Vulnerabilidades em fornecedores se tornam um ponto de entrada cada vez mais explorado por criminosos, afetando empresas de diversos setores.
Aumento expressivo de ciberataques no Brasil revela vulnerabilidades em terceiros
Os ciberataques contra organizações brasileiras registraram um aumento de 45% em julho, segundo dados da Check Point Research.
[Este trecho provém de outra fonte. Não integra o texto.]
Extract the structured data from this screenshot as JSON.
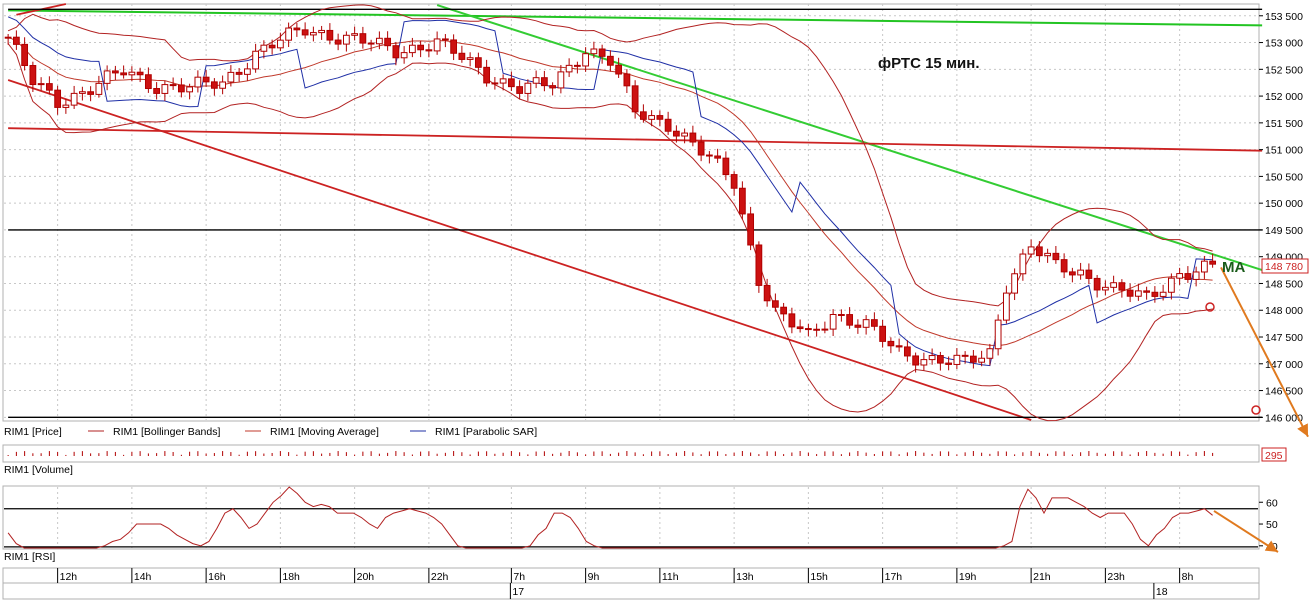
{
  "chart_data": {
    "type": "candlestick",
    "title": "фРТС  15 мин.",
    "annotations": {
      "ma_label": "MA",
      "last_price_label": "148 780",
      "volume_last_label": "295"
    },
    "price_axis": {
      "ylim": [
        145950,
        153720
      ],
      "ticks": [
        "153 500",
        "153 000",
        "152 500",
        "152 000",
        "151 500",
        "151 000",
        "150 500",
        "150 000",
        "149 500",
        "149 000",
        "148 500",
        "148 000",
        "147 500",
        "147 000",
        "146 500",
        "146 000"
      ],
      "tick_values": [
        153500,
        153000,
        152500,
        152000,
        151500,
        151000,
        150500,
        150000,
        149500,
        149000,
        148500,
        148000,
        147500,
        147000,
        146500,
        146000
      ]
    },
    "time_axis": {
      "hour_labels": [
        "12h",
        "14h",
        "16h",
        "18h",
        "20h",
        "22h",
        "7h",
        "9h",
        "11h",
        "13h",
        "15h",
        "17h",
        "19h",
        "21h",
        "23h",
        "8h"
      ],
      "hour_label_bar_index": [
        6,
        15,
        24,
        33,
        42,
        51,
        61,
        70,
        79,
        88,
        97,
        106,
        115,
        124,
        133,
        142
      ],
      "day_labels": [
        "17",
        "18"
      ],
      "day_label_bar_index": [
        61,
        139
      ],
      "bars_visible": 152
    },
    "legend": [
      {
        "text": "RIM1 [Price]",
        "color": "#000000",
        "swatch": false
      },
      {
        "text": "RIM1 [Bollinger Bands]",
        "color": "#b22222",
        "swatch": true
      },
      {
        "text": "RIM1 [Moving Average]",
        "color": "#c0392b",
        "swatch": true
      },
      {
        "text": "RIM1 [Parabolic SAR]",
        "color": "#1f2fa6",
        "swatch": true
      }
    ],
    "volume_panel": {
      "label": "RIM1 [Volume]"
    },
    "rsi_panel": {
      "label": "RIM1 [RSI]",
      "ylim": [
        39,
        67
      ],
      "ticks": [
        "60",
        "50",
        "40"
      ],
      "tick_values": [
        60,
        50,
        40
      ],
      "levels": [
        57,
        39.5
      ],
      "values": [
        46,
        41,
        38,
        38,
        38,
        38,
        38,
        38,
        38,
        38,
        38,
        38,
        40,
        42,
        43,
        46,
        50,
        50,
        50,
        50,
        48,
        45,
        43,
        41,
        40,
        42,
        48,
        55,
        57,
        53,
        48,
        50,
        55,
        60,
        63,
        68,
        64,
        60,
        58,
        59,
        58,
        55,
        55,
        55,
        53,
        50,
        48,
        53,
        55,
        56,
        57,
        56,
        55,
        53,
        50,
        45,
        40,
        38,
        38,
        38,
        38,
        38,
        38,
        38,
        38,
        40,
        45,
        48,
        55,
        55,
        53,
        48,
        42,
        40,
        38,
        38,
        38,
        38,
        38,
        38,
        38,
        38,
        38,
        38,
        38,
        38,
        38,
        38,
        38,
        38,
        38,
        38,
        38,
        38,
        38,
        38,
        38,
        38,
        38,
        38,
        38,
        38,
        38,
        38,
        38,
        38,
        38,
        38,
        38,
        38,
        38,
        38,
        38,
        38,
        38,
        38,
        38,
        38,
        38,
        38,
        38,
        38,
        38,
        38,
        40,
        42,
        58,
        66,
        62,
        55,
        62,
        62,
        62,
        60,
        58,
        55,
        53,
        55,
        55,
        55,
        50,
        43,
        40,
        45,
        48,
        53,
        55,
        55,
        56,
        57,
        54
      ]
    },
    "trendlines": [
      {
        "name": "green-upper",
        "color": "#22c422",
        "points": [
          [
            0,
            153600
          ],
          [
            152,
            153320
          ]
        ]
      },
      {
        "name": "green-resistance",
        "color": "#33cc33",
        "points": [
          [
            52,
            153700
          ],
          [
            152,
            148750
          ]
        ]
      },
      {
        "name": "red-horizontal",
        "color": "#cc2222",
        "points": [
          [
            0,
            151400
          ],
          [
            152,
            150980
          ]
        ]
      },
      {
        "name": "red-support",
        "color": "#cc2222",
        "points": [
          [
            0,
            152300
          ],
          [
            124,
            145950
          ]
        ]
      },
      {
        "name": "red-short",
        "color": "#cc2222",
        "points": [
          [
            1,
            153520
          ],
          [
            7,
            153720
          ]
        ]
      },
      {
        "name": "black-top",
        "color": "#000000",
        "points": [
          [
            0,
            153620
          ],
          [
            152,
            153620
          ]
        ]
      },
      {
        "name": "black-resistance",
        "color": "#000000",
        "points": [
          [
            0,
            149500
          ],
          [
            152,
            149500
          ]
        ]
      },
      {
        "name": "black-bottom",
        "color": "#000000",
        "points": [
          [
            0,
            146000
          ],
          [
            152,
            146000
          ]
        ]
      }
    ],
    "forecast_arrows": [
      {
        "panel": "price",
        "from": [
          148800,
          148650
        ],
        "to": [
          0,
          145900
        ]
      },
      {
        "panel": "rsi",
        "from": [
          56,
          56
        ],
        "to": [
          39,
          39
        ]
      }
    ],
    "close_path": [
      [
        0,
        153100
      ],
      [
        3,
        152250
      ],
      [
        6,
        151900
      ],
      [
        10,
        152150
      ],
      [
        14,
        152450
      ],
      [
        18,
        152200
      ],
      [
        22,
        152150
      ],
      [
        26,
        152250
      ],
      [
        30,
        152800
      ],
      [
        36,
        153250
      ],
      [
        42,
        153050
      ],
      [
        47,
        152850
      ],
      [
        52,
        153000
      ],
      [
        58,
        152400
      ],
      [
        62,
        152150
      ],
      [
        66,
        152200
      ],
      [
        70,
        152900
      ],
      [
        73,
        152650
      ],
      [
        76,
        151700
      ],
      [
        80,
        151500
      ],
      [
        84,
        150950
      ],
      [
        88,
        150400
      ],
      [
        91,
        148600
      ],
      [
        93,
        147950
      ],
      [
        97,
        147500
      ],
      [
        100,
        147950
      ],
      [
        104,
        147700
      ],
      [
        108,
        147200
      ],
      [
        112,
        147100
      ],
      [
        116,
        147000
      ],
      [
        119,
        147200
      ],
      [
        121,
        148500
      ],
      [
        124,
        149200
      ],
      [
        127,
        148800
      ],
      [
        130,
        148700
      ],
      [
        134,
        148400
      ],
      [
        138,
        148200
      ],
      [
        142,
        148700
      ],
      [
        146,
        148800
      ]
    ]
  }
}
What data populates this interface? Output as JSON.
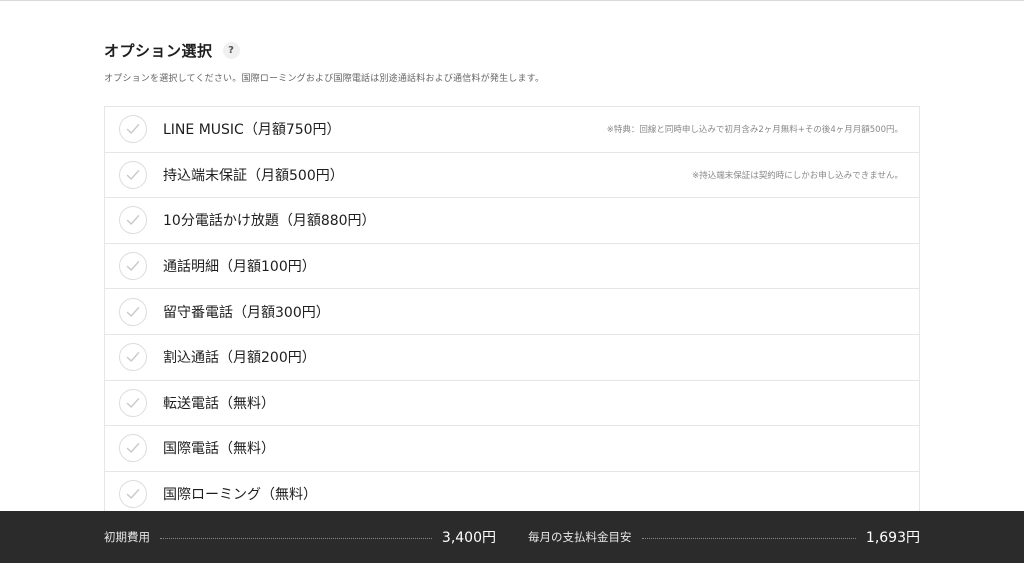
{
  "header": {
    "title": "オプション選択",
    "help_label": "?",
    "description": "オプションを選択してください。国際ローミングおよび国際電話は別途通話料および通信料が発生します。"
  },
  "options": [
    {
      "label": "LINE MUSIC（月額750円）",
      "note": "※特典：回線と同時申し込みで初月含み2ヶ月無料+その後4ヶ月月額500円。",
      "checked": false
    },
    {
      "label": "持込端末保証（月額500円）",
      "note": "※持込端末保証は契約時にしかお申し込みできません。",
      "checked": false
    },
    {
      "label": "10分電話かけ放題（月額880円）",
      "note": "",
      "checked": false
    },
    {
      "label": "通話明細（月額100円）",
      "note": "",
      "checked": false
    },
    {
      "label": "留守番電話（月額300円）",
      "note": "",
      "checked": false
    },
    {
      "label": "割込通話（月額200円）",
      "note": "",
      "checked": false
    },
    {
      "label": "転送電話（無料）",
      "note": "",
      "checked": false
    },
    {
      "label": "国際電話（無料）",
      "note": "",
      "checked": false
    },
    {
      "label": "国際ローミング（無料）",
      "note": "",
      "checked": false
    }
  ],
  "footer": {
    "initial_label": "初期費用",
    "initial_value": "3,400円",
    "monthly_label": "毎月の支払料金目安",
    "monthly_value": "1,693円"
  },
  "colors": {
    "footer_bg": "#2b2b2b",
    "check_color": "#c8c8c8",
    "border": "#e6e6e6"
  },
  "icons": {
    "check": "check-icon",
    "help": "question-icon"
  }
}
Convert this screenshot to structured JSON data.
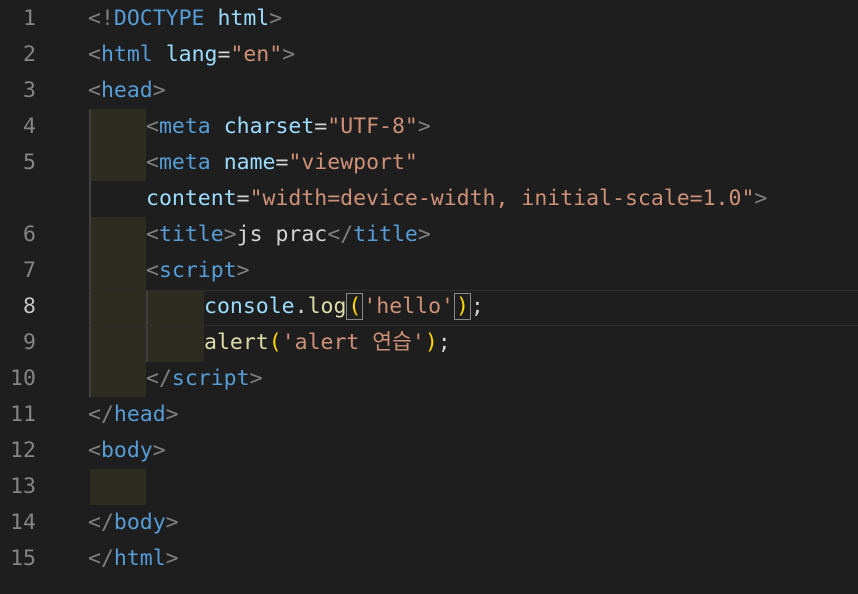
{
  "line_numbers": [
    "1",
    "2",
    "3",
    "4",
    "5",
    "6",
    "7",
    "8",
    "9",
    "10",
    "11",
    "12",
    "13",
    "14",
    "15"
  ],
  "active_line": "8",
  "code": {
    "l1": {
      "open": "<!",
      "doctype": "DOCTYPE",
      "html": "html",
      "close": ">"
    },
    "l2": {
      "open": "<",
      "tag": "html",
      "attr": "lang",
      "eq": "=",
      "val": "\"en\"",
      "close": ">"
    },
    "l3": {
      "open": "<",
      "tag": "head",
      "close": ">"
    },
    "l4": {
      "open": "<",
      "tag": "meta",
      "attr": "charset",
      "eq": "=",
      "val": "\"UTF-8\"",
      "close": ">"
    },
    "l5": {
      "open": "<",
      "tag": "meta",
      "attr": "name",
      "eq": "=",
      "val": "\"viewport\""
    },
    "l5b": {
      "attr": "content",
      "eq": "=",
      "val": "\"width=device-width, initial-scale=1.0\"",
      "close": ">"
    },
    "l6": {
      "open": "<",
      "tag": "title",
      "close": ">",
      "text": "js prac",
      "open2": "</",
      "tag2": "title",
      "close2": ">"
    },
    "l7": {
      "open": "<",
      "tag": "script",
      "close": ">"
    },
    "l8": {
      "obj": "console",
      "dot": ".",
      "fn": "log",
      "lp": "(",
      "str": "'hello'",
      "rp": ")",
      "semi": ";"
    },
    "l9": {
      "fn": "alert",
      "lp": "(",
      "str": "'alert 연습'",
      "rp": ")",
      "semi": ";"
    },
    "l10": {
      "open": "</",
      "tag": "script",
      "close": ">"
    },
    "l11": {
      "open": "</",
      "tag": "head",
      "close": ">"
    },
    "l12": {
      "open": "<",
      "tag": "body",
      "close": ">"
    },
    "l14": {
      "open": "</",
      "tag": "body",
      "close": ">"
    },
    "l15": {
      "open": "</",
      "tag": "html",
      "close": ">"
    }
  }
}
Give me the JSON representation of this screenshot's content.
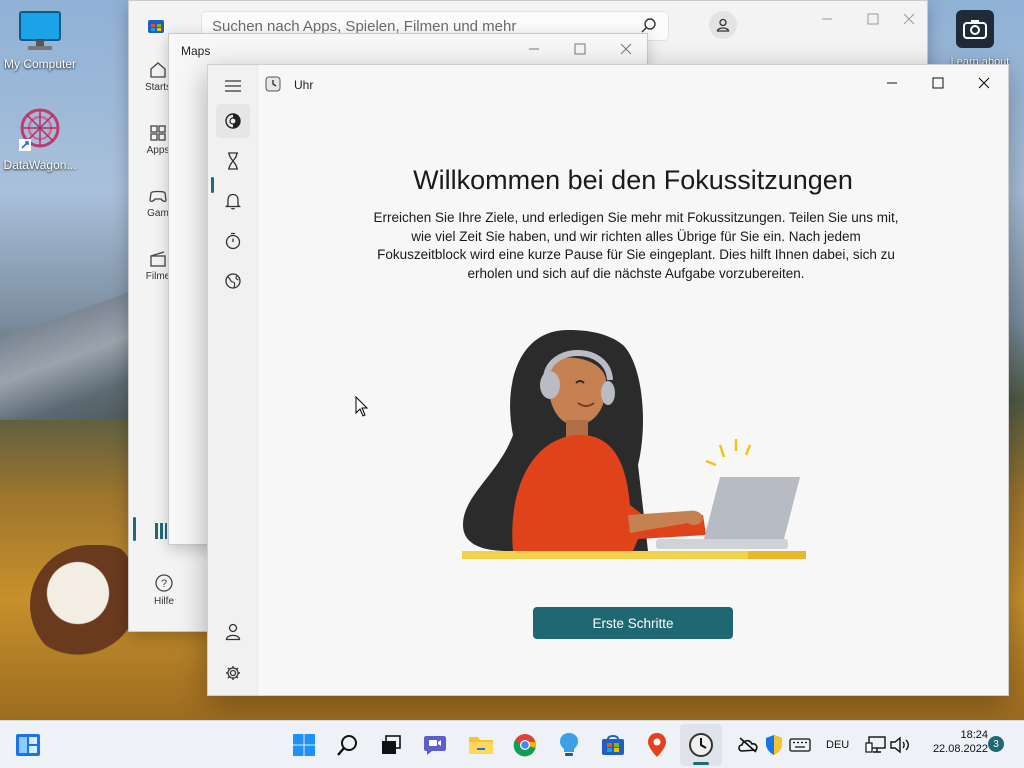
{
  "desktop": {
    "icons": [
      {
        "label": "My Computer"
      },
      {
        "label": "DataWagon..."
      }
    ],
    "top_right_label": "Learn about"
  },
  "store": {
    "search_placeholder": "Suchen nach Apps, Spielen, Filmen und mehr",
    "nav": [
      {
        "label": "Starts"
      },
      {
        "label": "Apps"
      },
      {
        "label": "Gam"
      },
      {
        "label": "Filme"
      }
    ],
    "help_label": "Hilfe"
  },
  "maps": {
    "title": "Maps"
  },
  "clock": {
    "title": "Uhr",
    "heading": "Willkommen bei den Fokussitzungen",
    "description": "Erreichen Sie Ihre Ziele, und erledigen Sie mehr mit Fokussitzungen. Teilen Sie uns mit, wie viel Zeit Sie haben, und wir richten alles Übrige für Sie ein. Nach jedem Fokuszeitblock wird eine kurze Pause für Sie eingeplant. Dies hilft Ihnen dabei, sich zu erholen und sich auf die nächste Aufgabe vorzubereiten.",
    "primary_button": "Erste Schritte",
    "accent": "#1f6773"
  },
  "taskbar": {
    "language": "DEU",
    "time": "18:24",
    "date": "22.08.2022",
    "notification_count": "3"
  }
}
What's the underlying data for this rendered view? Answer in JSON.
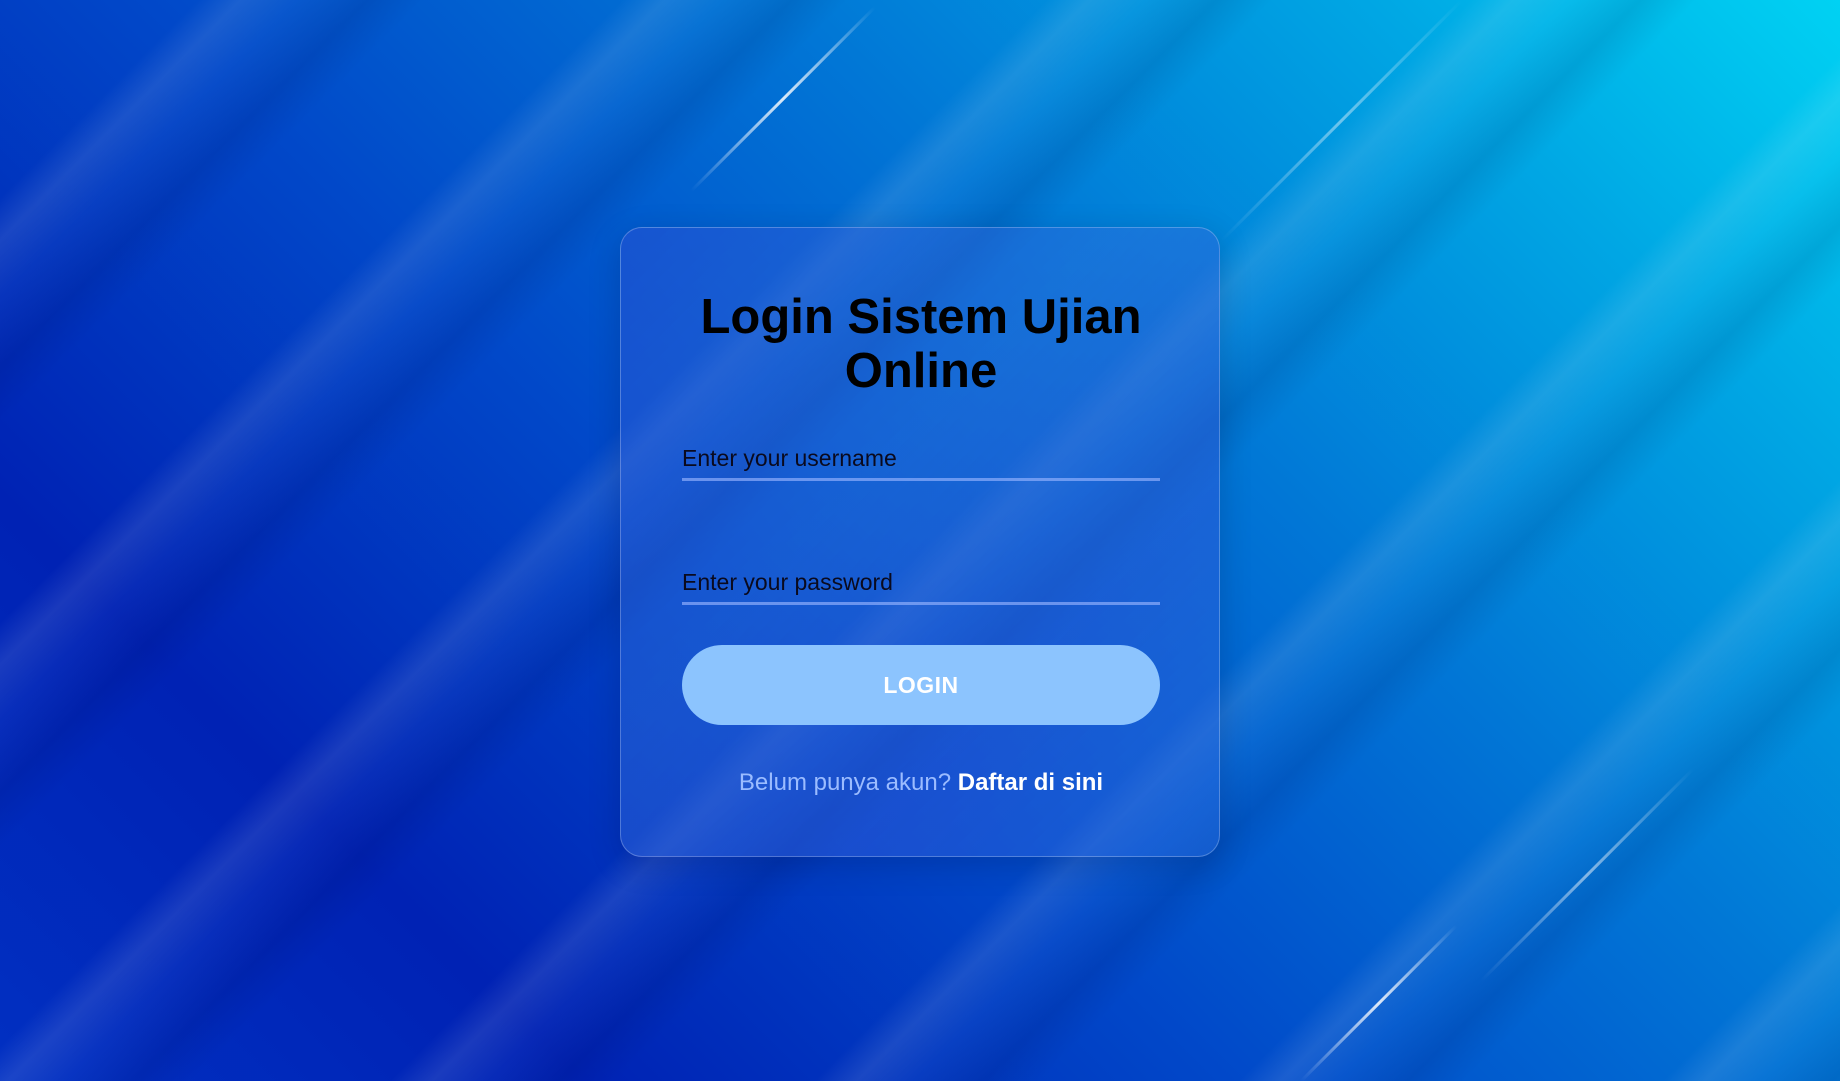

As ocorrências semanais por organização chegaram a uma média de 4.151. Este cenário acende um alerta para a vulnerabilidade da cadeia de fornecedores, um ponto crítico que se mostra cada vez mais exposto.
Na América Latina e no Caribe, a situação é alarmante: 74% das violações de dados analisadas pelo Data Breach Investigations Report (DBIR) 2026, da Verizon, tiveram envolvimento de terceiros. Este dado reflete uma tendência global, onde o envolvimento de terceiros em violações saltou de 30% para 48% globalmente, conforme o mesmo relatório.
Caso Dígitro Tecnologia: um alerta para a cadeia de suprimentos
Um incidente recente que ilustra este risco ocorreu em maio deste ano com a Dígitro Tecnologia, fornecedora de sistemas para mais de 150 instituições governamentais e órgãos de segurança pública. O Centro de Prevenção, Tratamento e Resposta a Incidentes Cibernéticos de Governo (CTIR Gov) emitiu um alerta classificando o episódio como um ataque massivo à cadeia de suprimentos, devido ao vazamento de bancos de dados, repositórios de código-fonte e arquivos internos da companhia. O caso evidenciou a exposição de sistemas críticos utilizados por forças policiais brasileiras.
Especialistas alertam para a facilidade de acesso via fornecedores
Rodolfo Almeida, COO da ViperX, startup de cibersegurança do Grupo Dfense, explica que a exploração de fornecedores pode ser uma tática mais eficiente para os criminosos. “Para o criminoso, muitas vezes é mais barato e rápido atacar o fornecedor que tem a chave do que enfrentar diretamente uma empresa com maior maturidade de segurança. O elo mais vulnerável pode acabar abrindo acesso a todo o restante da cadeia”, afirma Almeida.
A preocupação com as vulnerabilidades de terceiros figura entre os maiores desafios para a resiliência cibernética das empresas. Segundo o Global Cybersecurity Outlook 2026, do Fórum Econômico Mundial, 65% das grandes organizações apontam esse fator como seu principal obstáculo, um aumento em relação aos 54% registrados no ano anterior.